Von einem Trend zu besseren Abschlussnoten will das Bremer Bildungsressort auf Basis der Umfrage nicht sprechen: "Die Zahlen schwanken", sagte Annette Kemp, Sprecherin der Bildungssenatorin. Auch wenn im Zehn-Jahres-Vergleich mehr Absolventen ein Einser-Abitur erreicht hätten, sei der Schnitt beispielsweise auf 21,47 Prozent gesunken. Dass die Prüfungen leichter geworden seien, sei "nicht unbedingt" ein Faktor. Was sich verändert habe, sei die Ausrichtung der Prüfungsvorbereitung auf die Neigungen und individuellen Stärken der Schülerinnen und Schüler. Eine Vergleichbarkeit, wie durch das Zentralabitur, sei aber weiterhin das Ziel des Ressorts, sagte Kemp.

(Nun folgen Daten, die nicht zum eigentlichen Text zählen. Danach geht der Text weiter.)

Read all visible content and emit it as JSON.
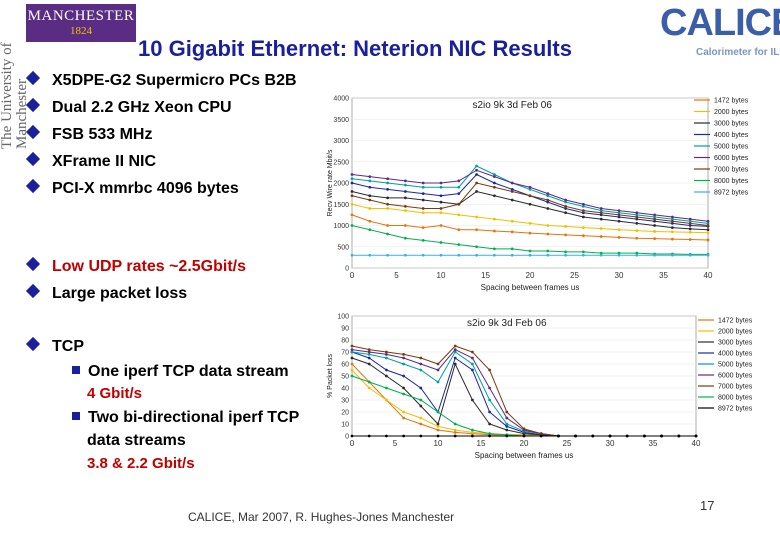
{
  "header": {
    "manchester_logo_name": "MANCHESTER",
    "manchester_logo_year": "1824",
    "university_vertical": "The University of Manchester",
    "calice_logo_word": "CALICE",
    "calice_logo_sub": "Calorimeter for ILC",
    "title": "10 Gigabit Ethernet: Neterion NIC Results"
  },
  "setup_bullets": [
    "X5DPE-G2 Supermicro PCs  B2B",
    "Dual 2.2 GHz Xeon CPU",
    "FSB 533 MHz",
    "XFrame II NIC",
    "PCI-X mmrbc 4096 bytes"
  ],
  "udp_bullets": [
    "Low UDP rates ~2.5Gbit/s",
    "Large packet loss"
  ],
  "tcp": {
    "label": "TCP",
    "items": [
      {
        "text": "One iperf TCP data stream",
        "result": "4 Gbit/s"
      },
      {
        "text_line1": "Two bi-directional iperf TCP",
        "text_line2": "data streams",
        "result": "3.8 & 2.2 Gbit/s"
      }
    ]
  },
  "footer": {
    "text": "CALICE, Mar 2007,  R. Hughes-Jones  Manchester",
    "page": "17"
  },
  "colors": {
    "title": "#1a1f9c",
    "accent_red": "#c00000",
    "bullet": "#1a1f9c",
    "manchester_purple": "#5a2c83",
    "calice_blue": "#3a5fa8"
  },
  "chart_data": [
    {
      "type": "line",
      "title": "s2io 9k 3d Feb 06",
      "xlabel": "Spacing between frames us",
      "ylabel": "Recv Wire rate Mbit/s",
      "xlim": [
        0,
        40
      ],
      "ylim": [
        0,
        4000
      ],
      "x_ticks": [
        0,
        5,
        10,
        15,
        20,
        25,
        30,
        35,
        40
      ],
      "y_ticks": [
        0,
        500,
        1000,
        1500,
        2000,
        2500,
        3000,
        3500,
        4000
      ],
      "legend_position": "right",
      "x": [
        0,
        2,
        4,
        6,
        8,
        10,
        12,
        14,
        16,
        18,
        20,
        22,
        24,
        26,
        28,
        30,
        32,
        34,
        36,
        38,
        40
      ],
      "series": [
        {
          "name": "1472 bytes",
          "color": "#e8730c",
          "values": [
            1250,
            1100,
            1000,
            1000,
            950,
            1000,
            900,
            900,
            870,
            850,
            820,
            800,
            780,
            760,
            740,
            720,
            700,
            690,
            680,
            670,
            660
          ]
        },
        {
          "name": "2000 bytes",
          "color": "#f0c000",
          "values": [
            1500,
            1400,
            1400,
            1350,
            1300,
            1300,
            1250,
            1200,
            1150,
            1100,
            1050,
            1000,
            980,
            950,
            930,
            900,
            880,
            860,
            850,
            840,
            830
          ]
        },
        {
          "name": "3000 bytes",
          "color": "#2a2a2a",
          "values": [
            1800,
            1700,
            1650,
            1650,
            1600,
            1550,
            1500,
            1800,
            1700,
            1600,
            1500,
            1400,
            1300,
            1200,
            1150,
            1100,
            1050,
            1000,
            950,
            920,
            900
          ]
        },
        {
          "name": "4000 bytes",
          "color": "#1a2a9c",
          "values": [
            2000,
            1900,
            1850,
            1800,
            1750,
            1700,
            1750,
            2200,
            2000,
            1850,
            1700,
            1550,
            1400,
            1300,
            1250,
            1200,
            1150,
            1100,
            1050,
            1000,
            980
          ]
        },
        {
          "name": "5000 bytes",
          "color": "#00a0a0",
          "values": [
            2100,
            2050,
            2000,
            1950,
            1900,
            1900,
            1900,
            2400,
            2200,
            2000,
            1850,
            1700,
            1550,
            1450,
            1350,
            1300,
            1250,
            1200,
            1150,
            1100,
            1050
          ]
        },
        {
          "name": "6000 bytes",
          "color": "#5b2a8c",
          "values": [
            2200,
            2150,
            2100,
            2050,
            2000,
            2000,
            2050,
            2300,
            2150,
            2000,
            1900,
            1750,
            1600,
            1500,
            1400,
            1350,
            1300,
            1250,
            1200,
            1150,
            1100
          ]
        },
        {
          "name": "7000 bytes",
          "color": "#7a3a10",
          "values": [
            1700,
            1600,
            1500,
            1450,
            1400,
            1400,
            1500,
            2000,
            1900,
            1800,
            1700,
            1600,
            1450,
            1350,
            1300,
            1250,
            1200,
            1150,
            1100,
            1050,
            1000
          ]
        },
        {
          "name": "8000 bytes",
          "color": "#00b050",
          "values": [
            1000,
            900,
            800,
            700,
            650,
            600,
            550,
            500,
            450,
            450,
            400,
            400,
            380,
            380,
            350,
            350,
            350,
            330,
            330,
            320,
            320
          ]
        },
        {
          "name": "8972 bytes",
          "color": "#3ab0e0",
          "values": [
            300,
            300,
            300,
            300,
            300,
            300,
            300,
            300,
            300,
            300,
            300,
            300,
            300,
            300,
            300,
            300,
            300,
            300,
            300,
            300,
            300
          ]
        }
      ]
    },
    {
      "type": "line",
      "title": "s2io 9k 3d Feb 06",
      "xlabel": "Spacing between frames us",
      "ylabel": "% Packet loss",
      "xlim": [
        0,
        40
      ],
      "ylim": [
        0,
        100
      ],
      "x_ticks": [
        0,
        5,
        10,
        15,
        20,
        25,
        30,
        35,
        40
      ],
      "y_ticks": [
        0,
        10,
        20,
        30,
        40,
        50,
        60,
        70,
        80,
        90,
        100
      ],
      "legend_position": "right",
      "x": [
        0,
        2,
        4,
        6,
        8,
        10,
        12,
        14,
        16,
        18,
        20,
        22,
        24,
        26,
        28,
        30,
        32,
        34,
        36,
        38,
        40
      ],
      "series": [
        {
          "name": "1472 bytes",
          "color": "#e8730c",
          "values": [
            60,
            45,
            30,
            15,
            10,
            5,
            3,
            2,
            1,
            1,
            1,
            1,
            0,
            0,
            0,
            0,
            0,
            0,
            0,
            0,
            0
          ]
        },
        {
          "name": "2000 bytes",
          "color": "#f0c000",
          "values": [
            55,
            40,
            30,
            20,
            15,
            8,
            5,
            3,
            2,
            1,
            1,
            0,
            0,
            0,
            0,
            0,
            0,
            0,
            0,
            0,
            0
          ]
        },
        {
          "name": "3000 bytes",
          "color": "#2a2a2a",
          "values": [
            65,
            60,
            50,
            40,
            25,
            10,
            60,
            30,
            10,
            5,
            2,
            1,
            0,
            0,
            0,
            0,
            0,
            0,
            0,
            0,
            0
          ]
        },
        {
          "name": "4000 bytes",
          "color": "#1a2a9c",
          "values": [
            70,
            65,
            55,
            50,
            40,
            20,
            65,
            55,
            20,
            8,
            3,
            1,
            0,
            0,
            0,
            0,
            0,
            0,
            0,
            0,
            0
          ]
        },
        {
          "name": "5000 bytes",
          "color": "#00a0a0",
          "values": [
            70,
            68,
            65,
            60,
            55,
            45,
            70,
            60,
            30,
            10,
            4,
            2,
            0,
            0,
            0,
            0,
            0,
            0,
            0,
            0,
            0
          ]
        },
        {
          "name": "6000 bytes",
          "color": "#5b2a8c",
          "values": [
            72,
            70,
            68,
            65,
            60,
            55,
            72,
            65,
            40,
            15,
            5,
            2,
            0,
            0,
            0,
            0,
            0,
            0,
            0,
            0,
            0
          ]
        },
        {
          "name": "7000 bytes",
          "color": "#7a3a10",
          "values": [
            75,
            72,
            70,
            68,
            65,
            60,
            75,
            70,
            55,
            20,
            6,
            2,
            0,
            0,
            0,
            0,
            0,
            0,
            0,
            0,
            0
          ]
        },
        {
          "name": "8000 bytes",
          "color": "#00b050",
          "values": [
            50,
            45,
            40,
            35,
            30,
            20,
            10,
            5,
            2,
            1,
            0,
            0,
            0,
            0,
            0,
            0,
            0,
            0,
            0,
            0,
            0
          ]
        },
        {
          "name": "8972 bytes",
          "color": "#000000",
          "values": [
            0,
            0,
            0,
            0,
            0,
            0,
            0,
            0,
            0,
            0,
            0,
            0,
            0,
            0,
            0,
            0,
            0,
            0,
            0,
            0,
            0
          ]
        }
      ]
    }
  ]
}
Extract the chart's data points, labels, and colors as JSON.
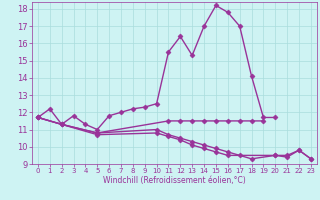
{
  "xlabel": "Windchill (Refroidissement éolien,°C)",
  "bg_color": "#cef3f3",
  "line_color": "#993399",
  "grid_color": "#aadddd",
  "xlim": [
    -0.5,
    23.5
  ],
  "ylim": [
    9,
    18.4
  ],
  "xticks": [
    0,
    1,
    2,
    3,
    4,
    5,
    6,
    7,
    8,
    9,
    10,
    11,
    12,
    13,
    14,
    15,
    16,
    17,
    18,
    19,
    20,
    21,
    22,
    23
  ],
  "yticks": [
    9,
    10,
    11,
    12,
    13,
    14,
    15,
    16,
    17,
    18
  ],
  "series": [
    {
      "x": [
        0,
        1,
        2,
        3,
        4,
        5,
        6,
        7,
        8,
        9,
        10,
        11,
        12,
        13,
        14,
        15,
        16,
        17,
        18,
        19,
        20
      ],
      "y": [
        11.7,
        12.2,
        11.3,
        11.8,
        11.3,
        11.0,
        11.8,
        12.0,
        12.2,
        12.3,
        12.5,
        15.5,
        16.4,
        15.3,
        17.0,
        18.2,
        17.8,
        17.0,
        14.1,
        11.7,
        11.7
      ],
      "marker": "D",
      "markersize": 2.5,
      "linewidth": 1.0
    },
    {
      "x": [
        0,
        2,
        5,
        11,
        12,
        13,
        14,
        15,
        16,
        17,
        18,
        19
      ],
      "y": [
        11.7,
        11.3,
        10.8,
        11.5,
        11.5,
        11.5,
        11.5,
        11.5,
        11.5,
        11.5,
        11.5,
        11.5
      ],
      "marker": "D",
      "markersize": 2.5,
      "linewidth": 1.0
    },
    {
      "x": [
        0,
        2,
        5,
        10,
        11,
        12,
        13,
        14,
        15,
        16,
        17,
        18,
        20,
        21,
        22,
        23
      ],
      "y": [
        11.7,
        11.3,
        10.8,
        11.0,
        10.7,
        10.5,
        10.3,
        10.1,
        9.9,
        9.7,
        9.5,
        9.3,
        9.5,
        9.5,
        9.8,
        9.3
      ],
      "marker": "D",
      "markersize": 2.5,
      "linewidth": 1.0
    },
    {
      "x": [
        0,
        5,
        10,
        11,
        12,
        13,
        14,
        15,
        16,
        20,
        21,
        22,
        23
      ],
      "y": [
        11.7,
        10.7,
        10.8,
        10.6,
        10.4,
        10.1,
        9.9,
        9.7,
        9.5,
        9.5,
        9.4,
        9.8,
        9.3
      ],
      "marker": "D",
      "markersize": 2.5,
      "linewidth": 1.0
    }
  ]
}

Christian Gloede, Sprecher der Gewerkschaft Erziehung und Wissenschaft (GEW) in Bremen, hält die steigende Zahl der Einser-Abiturienten für kaum aussagekräftig: "In den Bundesländern gibt es ungeheure Diskrepanzen." Auch eine Wertigkeit der Abschlüsse sei daraus kaum herauszulesen. Eine Qualitätsverlust der Abiturnoten, wie es der DHV bemängelt, sieht Gloede nicht. Eine mögliche Erklärung sei der stetig steigende Druck auf Schülerinnen und Schüler, höhere Leistungen zu erbringen. Allerdings werde auch die Schere zwischen sehr guten und sehr schlechten Schülerinnen und Schülern in Bremen immer größer – das hätten nicht zuletzt die Ergebnisse der Pisa-Studien gezeigt. Deshalb setze sich die GEW weiterhin für das Ziel ein, eine Benotung von Leistungen komplett abzuschaffen. "Wir brauchen den Notenterror nicht", so Gloede.